# The Blue Chapel - Wales, May 2016



## TheVampiricSquid (May 24, 2016)

This is a rather short report from me, but one I wanted to share.

This was on the hit-list for our trip to wales, and after spending the morning floating around the car cave in a rubber dinghy this was next on the list. I loved the look of this place - i'd wanted to see it for so long and i'm glad we finally made it there. 22 hours, 600 miles later and numerous cans of energy drink we were finally home. Had a cracking day with some quality company and one i'll remember for a long time. 
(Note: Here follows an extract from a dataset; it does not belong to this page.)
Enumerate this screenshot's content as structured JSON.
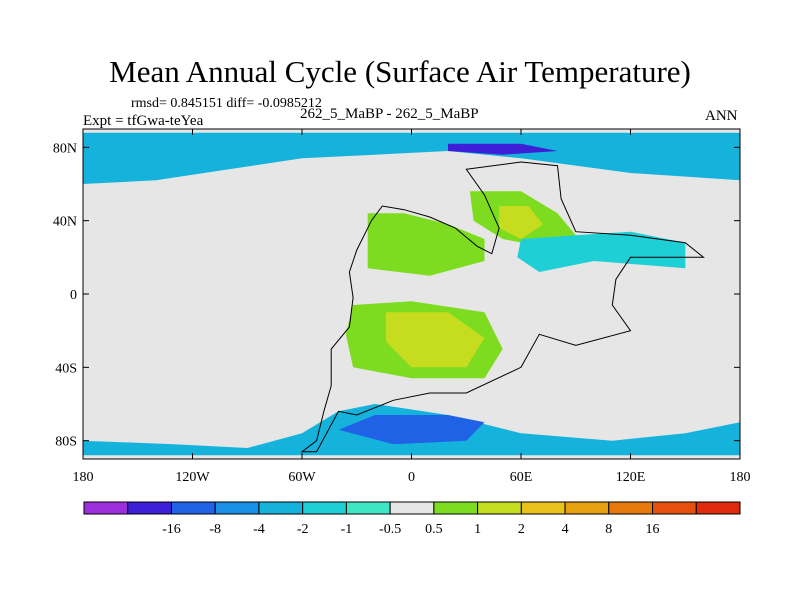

Sorry it's a little short - I hope you enjoy the images.


----------



## HughieD (May 24, 2016)

Glad you did share as that's a cracking little place...


----------



## krela (May 24, 2016)

I like that first photo, thanks.


----------



## smiler (May 24, 2016)

I like buildings that are allowed to decay at their owe rate without help from the cerebral deceased or are folk fascinated by fire, Proper Job Squid, I enjoyed it, Thanks


----------



## Rubex (May 24, 2016)

This is one of the most decayed chapels I have been in so far. Beautiful photos VampiricSquid


----------



## flyboys90 (May 24, 2016)

Now that is pure decay!Great images.


----------



## Sam Haltin (May 24, 2016)

What a state this chapel is in, just decay at its worst.


----------



## TheLonelyDoctor (Jun 1, 2016)

Great images of a fab little place. I wonder what it would have been like in its hey-day.


----------



## night crawler (Jun 1, 2016)

Great post, always feel a little sad seeing chapels end like this


----------



## scottyg100 (Jun 1, 2016)

First photo starts it off, looks completely amazing.
Thanks for sharing 
Love that first photo!


----------



## tazong (Jun 1, 2016)

Cracking set as always bud - shame theres only a few.


----------



## UrbanX (Jul 7, 2016)

That peelage.....
Beautiful photos, thanks for sharing


----------



## JJexplorer (Jul 8, 2016)

Gorgeous shots! Can't wait to experience this place for myself


----------



## mookster (Jul 9, 2016)

Hugh Jorgan said:


> What a state this chapel is in, just decay at its worst.



Personally I would say decay at it's best!


----------